This is a fascinating article about legitimacy in the context of cryptocurrency and blockchains. What I thought was interesting was the list of the theories of legitimacy and how it can be obtained.
The first two items, listed below, sound exactly like how our current system of government operates.
- Legitimacy by brute force: someone convinces everyone that they are powerful enough to impose their will and resisting them will be very hard. This drives most people to submit because each person expects that everyone else will be too scared to resist as well.
- Legitimacy by continuity: if something was legitimate at time T, it is by default legitimate at time T+1.

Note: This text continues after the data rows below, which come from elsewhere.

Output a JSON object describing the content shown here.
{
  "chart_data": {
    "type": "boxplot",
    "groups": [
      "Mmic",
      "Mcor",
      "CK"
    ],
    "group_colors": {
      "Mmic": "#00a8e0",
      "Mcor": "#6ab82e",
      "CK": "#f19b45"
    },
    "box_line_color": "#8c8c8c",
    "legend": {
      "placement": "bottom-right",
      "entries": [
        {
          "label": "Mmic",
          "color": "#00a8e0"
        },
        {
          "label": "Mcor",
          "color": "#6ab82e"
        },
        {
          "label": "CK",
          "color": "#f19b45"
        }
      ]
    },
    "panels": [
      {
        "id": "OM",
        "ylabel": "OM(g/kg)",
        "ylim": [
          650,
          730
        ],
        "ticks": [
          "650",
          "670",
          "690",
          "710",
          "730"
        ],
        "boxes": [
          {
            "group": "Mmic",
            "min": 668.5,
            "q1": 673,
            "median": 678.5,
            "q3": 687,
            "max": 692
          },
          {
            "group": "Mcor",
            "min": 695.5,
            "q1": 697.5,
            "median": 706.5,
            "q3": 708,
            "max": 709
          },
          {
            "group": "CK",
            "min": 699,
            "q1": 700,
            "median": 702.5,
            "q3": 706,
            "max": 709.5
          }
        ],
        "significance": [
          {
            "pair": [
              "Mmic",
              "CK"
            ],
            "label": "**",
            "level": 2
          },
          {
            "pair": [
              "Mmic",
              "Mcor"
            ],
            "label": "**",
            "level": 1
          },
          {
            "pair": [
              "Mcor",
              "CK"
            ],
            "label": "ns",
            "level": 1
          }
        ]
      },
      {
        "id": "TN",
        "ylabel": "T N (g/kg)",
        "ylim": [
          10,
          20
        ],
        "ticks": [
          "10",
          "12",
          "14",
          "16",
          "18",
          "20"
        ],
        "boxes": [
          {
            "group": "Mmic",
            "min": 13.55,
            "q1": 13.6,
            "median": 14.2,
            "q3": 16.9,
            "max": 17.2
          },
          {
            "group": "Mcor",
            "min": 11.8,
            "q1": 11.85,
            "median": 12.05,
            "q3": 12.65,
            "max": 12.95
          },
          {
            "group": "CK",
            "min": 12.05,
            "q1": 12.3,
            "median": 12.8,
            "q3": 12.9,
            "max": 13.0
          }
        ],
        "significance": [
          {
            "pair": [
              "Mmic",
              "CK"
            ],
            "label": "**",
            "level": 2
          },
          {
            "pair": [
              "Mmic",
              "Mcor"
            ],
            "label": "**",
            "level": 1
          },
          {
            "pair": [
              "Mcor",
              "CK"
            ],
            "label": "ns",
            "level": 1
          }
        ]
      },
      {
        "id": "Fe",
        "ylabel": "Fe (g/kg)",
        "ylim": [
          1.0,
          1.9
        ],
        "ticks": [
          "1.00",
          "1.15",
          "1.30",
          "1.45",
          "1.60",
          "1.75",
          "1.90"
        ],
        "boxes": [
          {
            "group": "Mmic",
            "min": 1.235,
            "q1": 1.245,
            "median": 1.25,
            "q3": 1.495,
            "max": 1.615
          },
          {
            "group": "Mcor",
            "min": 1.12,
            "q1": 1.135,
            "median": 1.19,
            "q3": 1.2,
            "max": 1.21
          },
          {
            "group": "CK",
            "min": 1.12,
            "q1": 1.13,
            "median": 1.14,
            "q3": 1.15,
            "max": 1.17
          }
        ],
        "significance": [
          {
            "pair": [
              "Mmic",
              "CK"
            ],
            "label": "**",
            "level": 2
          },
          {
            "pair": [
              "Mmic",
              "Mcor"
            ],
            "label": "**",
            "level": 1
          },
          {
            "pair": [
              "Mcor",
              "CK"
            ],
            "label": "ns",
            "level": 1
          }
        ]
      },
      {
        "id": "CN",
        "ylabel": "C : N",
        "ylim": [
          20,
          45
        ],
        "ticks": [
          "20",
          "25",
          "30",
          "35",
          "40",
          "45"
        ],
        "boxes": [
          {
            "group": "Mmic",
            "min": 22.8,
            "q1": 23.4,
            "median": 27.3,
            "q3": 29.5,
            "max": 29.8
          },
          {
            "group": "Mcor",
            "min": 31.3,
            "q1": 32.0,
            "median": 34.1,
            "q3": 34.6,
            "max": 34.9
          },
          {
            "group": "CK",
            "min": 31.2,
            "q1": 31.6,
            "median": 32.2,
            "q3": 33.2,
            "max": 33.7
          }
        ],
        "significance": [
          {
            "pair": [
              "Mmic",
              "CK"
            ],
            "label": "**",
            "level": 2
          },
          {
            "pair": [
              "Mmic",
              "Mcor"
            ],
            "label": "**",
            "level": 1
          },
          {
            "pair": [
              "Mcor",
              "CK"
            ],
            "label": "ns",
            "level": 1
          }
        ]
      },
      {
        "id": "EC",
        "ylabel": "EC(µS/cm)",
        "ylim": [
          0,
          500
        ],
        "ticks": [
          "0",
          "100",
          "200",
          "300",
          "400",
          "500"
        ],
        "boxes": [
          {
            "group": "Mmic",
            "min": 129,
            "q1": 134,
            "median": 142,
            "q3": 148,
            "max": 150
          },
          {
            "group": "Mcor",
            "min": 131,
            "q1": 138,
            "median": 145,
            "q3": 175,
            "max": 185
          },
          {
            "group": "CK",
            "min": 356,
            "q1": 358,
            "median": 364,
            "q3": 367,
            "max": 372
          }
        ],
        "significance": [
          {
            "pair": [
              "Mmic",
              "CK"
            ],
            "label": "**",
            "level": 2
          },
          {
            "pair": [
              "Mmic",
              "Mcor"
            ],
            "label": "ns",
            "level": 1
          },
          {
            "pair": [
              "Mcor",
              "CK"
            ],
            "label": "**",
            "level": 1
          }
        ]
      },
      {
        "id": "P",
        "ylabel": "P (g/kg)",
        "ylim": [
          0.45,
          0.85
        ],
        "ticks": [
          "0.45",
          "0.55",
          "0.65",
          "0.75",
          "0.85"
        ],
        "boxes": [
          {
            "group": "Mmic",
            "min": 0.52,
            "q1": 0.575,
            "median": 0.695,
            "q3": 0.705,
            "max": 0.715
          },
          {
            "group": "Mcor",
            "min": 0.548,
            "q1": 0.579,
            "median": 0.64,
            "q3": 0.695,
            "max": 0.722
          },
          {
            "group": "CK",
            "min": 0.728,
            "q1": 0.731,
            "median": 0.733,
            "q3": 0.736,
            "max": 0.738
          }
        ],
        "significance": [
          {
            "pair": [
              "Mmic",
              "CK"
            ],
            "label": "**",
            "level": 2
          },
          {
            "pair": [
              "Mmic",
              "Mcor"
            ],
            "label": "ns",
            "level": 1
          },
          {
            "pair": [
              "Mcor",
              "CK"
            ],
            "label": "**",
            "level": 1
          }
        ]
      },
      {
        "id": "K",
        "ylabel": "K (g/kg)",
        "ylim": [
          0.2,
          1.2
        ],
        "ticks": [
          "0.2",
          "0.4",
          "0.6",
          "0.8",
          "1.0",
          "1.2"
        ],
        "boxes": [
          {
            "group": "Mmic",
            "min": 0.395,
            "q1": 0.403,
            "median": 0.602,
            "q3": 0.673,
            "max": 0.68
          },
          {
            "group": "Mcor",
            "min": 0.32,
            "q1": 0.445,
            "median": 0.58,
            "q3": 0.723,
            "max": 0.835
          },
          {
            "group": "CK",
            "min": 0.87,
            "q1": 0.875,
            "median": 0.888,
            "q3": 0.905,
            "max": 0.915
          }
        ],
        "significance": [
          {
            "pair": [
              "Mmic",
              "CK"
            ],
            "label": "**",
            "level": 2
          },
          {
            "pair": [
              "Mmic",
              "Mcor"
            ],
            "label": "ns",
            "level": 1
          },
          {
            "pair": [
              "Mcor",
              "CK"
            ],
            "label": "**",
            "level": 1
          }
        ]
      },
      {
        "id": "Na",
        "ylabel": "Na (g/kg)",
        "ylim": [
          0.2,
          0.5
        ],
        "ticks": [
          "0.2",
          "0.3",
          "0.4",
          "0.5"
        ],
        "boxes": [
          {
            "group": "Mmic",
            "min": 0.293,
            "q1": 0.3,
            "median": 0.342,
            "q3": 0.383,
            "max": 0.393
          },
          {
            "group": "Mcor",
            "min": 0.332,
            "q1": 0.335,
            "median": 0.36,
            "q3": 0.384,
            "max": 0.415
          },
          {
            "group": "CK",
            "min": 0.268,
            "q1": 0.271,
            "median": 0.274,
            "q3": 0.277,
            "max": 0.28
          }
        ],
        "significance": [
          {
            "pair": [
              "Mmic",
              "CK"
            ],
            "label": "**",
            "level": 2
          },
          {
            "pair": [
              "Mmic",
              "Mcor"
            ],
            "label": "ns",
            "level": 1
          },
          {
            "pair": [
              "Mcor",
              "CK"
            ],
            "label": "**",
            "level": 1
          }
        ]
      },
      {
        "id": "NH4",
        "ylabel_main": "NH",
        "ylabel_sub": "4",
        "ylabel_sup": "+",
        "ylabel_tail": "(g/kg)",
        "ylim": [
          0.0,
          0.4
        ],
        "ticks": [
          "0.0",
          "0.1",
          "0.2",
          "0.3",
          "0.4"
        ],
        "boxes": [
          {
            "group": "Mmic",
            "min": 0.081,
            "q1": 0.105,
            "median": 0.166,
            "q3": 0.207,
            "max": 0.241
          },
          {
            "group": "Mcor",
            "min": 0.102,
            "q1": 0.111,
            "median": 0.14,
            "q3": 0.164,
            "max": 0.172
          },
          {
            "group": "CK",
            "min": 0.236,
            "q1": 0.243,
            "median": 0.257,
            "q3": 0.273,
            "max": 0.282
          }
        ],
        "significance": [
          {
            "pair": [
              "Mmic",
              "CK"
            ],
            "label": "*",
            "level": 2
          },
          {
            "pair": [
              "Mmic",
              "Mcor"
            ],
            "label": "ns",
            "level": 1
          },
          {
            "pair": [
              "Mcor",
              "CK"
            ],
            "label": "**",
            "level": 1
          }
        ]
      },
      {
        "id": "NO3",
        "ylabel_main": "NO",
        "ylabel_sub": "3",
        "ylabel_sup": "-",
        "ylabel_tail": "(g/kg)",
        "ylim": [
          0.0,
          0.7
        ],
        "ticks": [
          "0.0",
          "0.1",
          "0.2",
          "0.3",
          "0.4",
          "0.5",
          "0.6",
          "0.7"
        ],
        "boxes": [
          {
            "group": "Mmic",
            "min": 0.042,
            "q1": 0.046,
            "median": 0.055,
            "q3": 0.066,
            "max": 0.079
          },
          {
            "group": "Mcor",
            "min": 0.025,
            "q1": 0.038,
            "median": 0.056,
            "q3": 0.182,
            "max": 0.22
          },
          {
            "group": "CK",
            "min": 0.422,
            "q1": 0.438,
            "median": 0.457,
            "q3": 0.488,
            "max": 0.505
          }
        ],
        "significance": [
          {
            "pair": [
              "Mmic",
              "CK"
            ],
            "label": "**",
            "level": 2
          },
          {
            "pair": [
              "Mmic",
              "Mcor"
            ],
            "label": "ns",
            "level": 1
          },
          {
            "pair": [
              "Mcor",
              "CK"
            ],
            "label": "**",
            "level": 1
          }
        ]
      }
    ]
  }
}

Obviously there is the concept that we have laws, and if you do not abide by the laws there are consequences and if you resist those consequences we have police forces that have been bestowed with the power to enforce those consequences. But more important than that is the belief that because others are following the law, even laws we disagree with, we should as well. The fact that our tax system is voluntary and self reported yet has one of the highest rates of compliance in the world is likely a fact that everyone believes that everyone else is playing by the rules so they should as well. So much of what drives legitimacy of government is the shared understanding that others believe it is legitimate. What happens when that shared belief in each others belief of legitimacy is eroded?
The next theory is intriguing to me as a form of inertia. How much of the legitimacy of a government is from the fact that you were taught it was legitimate when you were growing up, or your parents felt it was legitimate so you carried on that belief. What happens if the current generation of adults does not pass along that feeling of legitimacy to the next generation?